Establishing the placements of hydrogen and other small atoms in crystalline substances is quite difficult because these elements scatter x-rays weakly, which implies that methods such as x-ray powder diffraction can yield imprecise structures. Although neutron or synchrotron diffraction methods provide greater accuracy, they necessitate access to large facilities, require larger quantities of material, and are costly to operate.
‘I recall a time when I aimed to juxtapose the outcomes of our predictions regarding the crystal framework of cellulose with experimental results,’ mentions Artem Oganov from the Skolkovo Institute of Science and Technology in Russia, who was not part of this new study. Despite being the most prevalent polymer on the planet, he notes that the crystal framework still exhibited absent hydrogen atoms.
‘If we lack knowledge of the atomic positions, we cannot simulate the material,’ asserts Timo Reents, a doctoral student at the PSI Centre for Scientific Computing, Theory and Data in Switzerland, who created the model. Changing atomic locations can influence material attributes, including thermal and electrical conductivity, vibrational spectra, and superconductivity in hydride substances.
The Swiss group has now enhanced Microsoft’s MatterGen – a generative AI framework capable of generating novel inorganic materials – to improve the positioning of atoms in crystal arrangements. Reents compares the team’s efforts to utilizing AI tools to eliminate unwanted elements from images. Such a model can then leverage its training on analogous images to reconstruct the omitted section with what is presumably there.
A comparable approach is employed by the team at PSI to rectify absent or inaccurately placed atoms in crystal frameworks. ‘We know the [positions of] heavy atoms, we understand the unit cell shape,’ Reents explains, ‘and we aim to use this host framework [to] forecast the hydrogen positions, which represent this absent segment in the image.’

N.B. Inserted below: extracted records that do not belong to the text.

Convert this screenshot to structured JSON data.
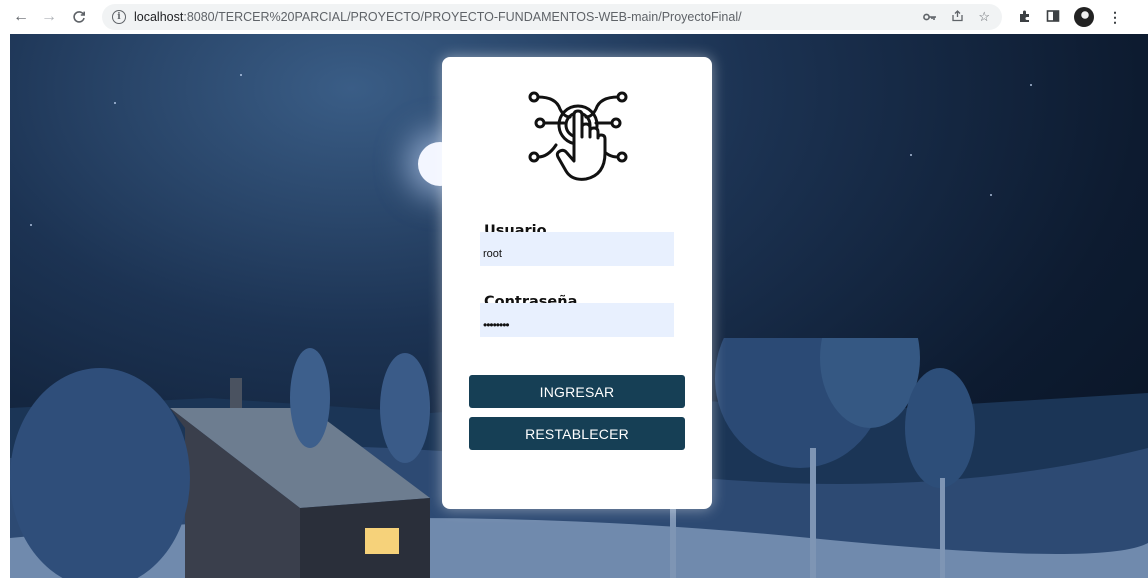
{
  "browser": {
    "url_host": "localhost",
    "url_path": ":8080/TERCER%20PARCIAL/PROYECTO/PROYECTO-FUNDAMENTOS-WEB-main/ProyectoFinal/",
    "icons": [
      "back-arrow-icon",
      "forward-arrow-icon",
      "reload-icon",
      "info-icon",
      "key-icon",
      "share-icon",
      "star-icon",
      "extensions-icon",
      "sidepanel-icon",
      "profile-avatar",
      "menu-icon"
    ]
  },
  "login": {
    "logo": "touch-circuit-icon",
    "user_label": "Usuario",
    "user_value": "root",
    "password_label": "Contraseña",
    "password_value": "12345678",
    "submit_label": "INGRESAR",
    "reset_label": "RESTABLECER"
  },
  "colors": {
    "button_bg": "#163f55",
    "input_bg": "#e8f0fe",
    "card_bg": "#ffffff"
  }
}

The generative AI model operates by introducing ‘noise’ or supplementary data points to the uncertain positions within the crystal and fine-tunes until the model yields the lowest energy structure. The team trained the model by systematically removing the locations of hydrogen atoms from established crystal frameworks identified in an inorganic structural database. This encompassed over 800 DFT-generated structures containing as many as 20 atoms per unit cell.

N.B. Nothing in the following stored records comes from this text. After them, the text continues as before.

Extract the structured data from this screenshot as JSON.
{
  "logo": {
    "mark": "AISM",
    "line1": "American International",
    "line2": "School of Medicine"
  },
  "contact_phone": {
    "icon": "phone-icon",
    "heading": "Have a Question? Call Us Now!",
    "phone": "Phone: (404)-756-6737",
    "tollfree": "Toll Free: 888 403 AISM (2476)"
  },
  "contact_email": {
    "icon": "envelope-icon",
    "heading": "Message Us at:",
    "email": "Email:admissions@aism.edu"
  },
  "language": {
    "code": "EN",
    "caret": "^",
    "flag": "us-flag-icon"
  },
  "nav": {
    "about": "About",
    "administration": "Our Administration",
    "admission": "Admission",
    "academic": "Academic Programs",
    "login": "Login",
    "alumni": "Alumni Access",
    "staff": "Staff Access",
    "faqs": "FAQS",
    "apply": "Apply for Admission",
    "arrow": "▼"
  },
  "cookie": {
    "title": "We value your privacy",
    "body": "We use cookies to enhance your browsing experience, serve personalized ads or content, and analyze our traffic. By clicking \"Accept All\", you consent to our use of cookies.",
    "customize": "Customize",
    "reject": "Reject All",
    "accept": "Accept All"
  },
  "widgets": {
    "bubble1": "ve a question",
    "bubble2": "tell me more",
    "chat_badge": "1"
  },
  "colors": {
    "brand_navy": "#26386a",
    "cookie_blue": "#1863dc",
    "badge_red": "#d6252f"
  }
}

Widening the dataset to include materials with unit cells holding up to 40 atoms permitted the Swiss team to evaluate the model’s efficacy on thousands of structures. In about 85% of instances, the model managed to accurately predict the corresponding crystal structure, and in an additional 12%, it predicted structures that were more stable.
Reents indicates that the model is now accessible to the public. He also points out that the model is ‘hydrogen agnostic,’ suggesting that it can be employed to foresee the positions of other atoms, such as lithium or sodium.

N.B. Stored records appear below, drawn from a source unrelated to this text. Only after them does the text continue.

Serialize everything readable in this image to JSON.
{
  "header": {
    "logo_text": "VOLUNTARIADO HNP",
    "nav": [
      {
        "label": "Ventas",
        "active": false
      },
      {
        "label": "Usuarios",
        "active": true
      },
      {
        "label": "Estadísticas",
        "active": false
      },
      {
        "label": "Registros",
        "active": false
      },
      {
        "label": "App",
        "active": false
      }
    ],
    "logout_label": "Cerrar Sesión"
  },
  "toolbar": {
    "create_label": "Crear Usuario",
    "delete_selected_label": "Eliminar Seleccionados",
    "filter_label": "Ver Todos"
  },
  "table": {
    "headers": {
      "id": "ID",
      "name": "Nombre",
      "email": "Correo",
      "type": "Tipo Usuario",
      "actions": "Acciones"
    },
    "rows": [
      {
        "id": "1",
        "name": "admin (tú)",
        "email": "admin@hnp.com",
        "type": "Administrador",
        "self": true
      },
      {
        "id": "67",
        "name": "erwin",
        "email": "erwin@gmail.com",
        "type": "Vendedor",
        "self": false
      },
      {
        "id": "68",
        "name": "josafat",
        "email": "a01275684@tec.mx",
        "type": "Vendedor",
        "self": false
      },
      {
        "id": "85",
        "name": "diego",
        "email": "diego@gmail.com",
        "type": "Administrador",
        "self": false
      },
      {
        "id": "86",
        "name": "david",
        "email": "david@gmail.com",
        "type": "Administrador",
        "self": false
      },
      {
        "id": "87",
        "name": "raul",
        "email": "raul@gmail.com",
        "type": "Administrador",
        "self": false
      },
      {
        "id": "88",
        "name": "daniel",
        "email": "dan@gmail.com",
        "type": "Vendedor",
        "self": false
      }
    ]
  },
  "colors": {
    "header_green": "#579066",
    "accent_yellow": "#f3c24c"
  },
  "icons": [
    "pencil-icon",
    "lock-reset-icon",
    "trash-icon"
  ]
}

Pierre-Paul De Breuck, a computational materials scientist at Ruhr-Universität Bochum in Germany, believes that this model will be beneficial for highlighting and correcting inaccuracies in current crystal frameworks. ‘Crystallographers can [additionally] utilize it as a rapid, physically grounded foundation for refining ambiguous x-ray structures, rather than depending on “chemically sensible” assumptions,’ he adds.
Nonetheless, De Breuck remarks that the DFT simulations on which the model is trained are typically conducted at 0K. ‘X-ray experiments are performed at finite temperatures, so lattice parameters and atomic placements can vary somewhat from what the model has perceived.’
While this model isn’t a groundbreaking invention, according to Oganov, he still considers that ‘addressing a longstanding issue that has troubled the entire community’ is priceless. ‘Hydrogen possesses the same rights as other atoms,’ he concludes.